ISPs and "Three Strikes"

Over the past few years in an effort to stymie innovation to their industry, the content providers – the RIAA, MPAA, et al – have gone on a relentless pursuit to sue anyone and everyone involved in any sort of file sharing which resulted in unauthorized distribution of their copyrighted works (I will refrain from using the term “piracy” because this issue is not related to boarding another’s ship and/or pillaging and raping, as well I am not referring to selling bootlegs). For years they have sued anyone supposedly caught sharing their works on peer-to-peer (P2P) networks: grandmothers, children, deceased, people who don’t even own computers; and the list goes on and on. The thought behind this was to scare people away from the ease of grabbing music online; when the content providers refuse to change their distribution models to reflect that of their customer’s desires and instead aim to keep it just the same as it’s always been for the last half a century, the best they can do is to try and put the cat back in the bag.

But after years and years of suing their customers with little change, the content providers have started targeting ISPs to do their dirty work. They have come up with the “three strikes and you’re out” idea, and many ISPs are beginning to implement it. The EU has let up on France so they can now implement it, Italy thinks downloading should be a crime, Ireland – and now, South Korea.

The idea being the “three strikes and you’re out” idea is simple at first.
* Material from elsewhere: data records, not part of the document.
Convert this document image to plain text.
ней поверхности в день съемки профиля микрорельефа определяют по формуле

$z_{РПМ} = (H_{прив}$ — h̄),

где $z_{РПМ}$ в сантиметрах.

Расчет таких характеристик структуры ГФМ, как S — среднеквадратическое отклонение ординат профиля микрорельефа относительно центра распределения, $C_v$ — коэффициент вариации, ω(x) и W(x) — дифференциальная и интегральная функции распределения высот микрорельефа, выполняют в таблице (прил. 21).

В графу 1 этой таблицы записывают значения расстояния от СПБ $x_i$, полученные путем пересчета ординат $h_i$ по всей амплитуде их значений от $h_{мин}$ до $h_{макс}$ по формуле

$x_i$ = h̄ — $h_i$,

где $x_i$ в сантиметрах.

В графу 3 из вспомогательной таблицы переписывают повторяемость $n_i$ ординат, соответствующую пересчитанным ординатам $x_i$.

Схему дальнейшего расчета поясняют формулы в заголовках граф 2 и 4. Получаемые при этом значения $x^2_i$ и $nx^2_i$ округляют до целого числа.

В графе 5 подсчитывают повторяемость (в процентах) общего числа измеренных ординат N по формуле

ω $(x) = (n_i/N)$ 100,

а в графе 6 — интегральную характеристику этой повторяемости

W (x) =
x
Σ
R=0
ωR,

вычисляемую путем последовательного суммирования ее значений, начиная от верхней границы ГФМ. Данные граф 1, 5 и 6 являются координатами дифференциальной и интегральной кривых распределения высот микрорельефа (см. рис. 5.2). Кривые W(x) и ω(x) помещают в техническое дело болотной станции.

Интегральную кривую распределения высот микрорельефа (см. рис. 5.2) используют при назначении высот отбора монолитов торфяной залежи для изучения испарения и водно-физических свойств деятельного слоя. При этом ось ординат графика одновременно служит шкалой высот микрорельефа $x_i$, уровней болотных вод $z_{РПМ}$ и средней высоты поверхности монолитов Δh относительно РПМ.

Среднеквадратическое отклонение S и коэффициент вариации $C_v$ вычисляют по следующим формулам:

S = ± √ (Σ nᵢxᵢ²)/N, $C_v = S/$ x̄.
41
On the first occasion that a copyright holder notifies the ISP that one of their customers is infringing on their copyright, the ISP notifies the customer – first warning. The customer then can receive up to two more warnings in the same fashion after which their connection will be terminated.

The idea sounds simple and sounds like it may work, except for one glaring problem: the copyright holder is not required to provide any proof! This smacks in the face of due process.

You get accused of unlawful behavior three times by an outside business and you lose access to something you’re paying for. No trial. No requirement of proof of an actual crime. Nothing more than “you’re guilty” is needed to terminate your access to the Internet.

No provisions are made to provide the customer any outlets to appeal the accusations. In the United States, the power company cannot cut off a customer’s electricity without some kind of legal recourse. The city cannot turn off a customer’s water or sewer. While it has yet to be classified as such, the Internet is fast becoming a utility. Internet access is no longer something that’s nice to have. For many people it is the ability to communicate to family, an essential part of employment, the way to conduct finances, and a host of other facets of people’s lives. Cutting off Internet access with nothing more than an accusation is not akin to cutting off someone’s health club membership or tanning salon access; the Internet is becoming an essential part of daily life. In most areas of the U.S. there are monopolies, and, if you’re really lucky, there will be more than one option for an ISP. With these monopolies around as the only options for getting online, what recourse do customers have to get back online when they get blacklisted?

I find it interesting that the U.S. is willing to spend millions and millions of dollars of public money to make sure that every home is online and yet enact laws which make it easy to kick people offline. You can’t have it both ways.

As a side note, during my time in Japan in 2006 my ISP, USEN, had already instituted this policy of “graduated response.” They allowed a third-party company operating in China to listen in on traffic and flag customers at which point USEN’s customer service department would then call and warn me. They are always ahead in the technology game.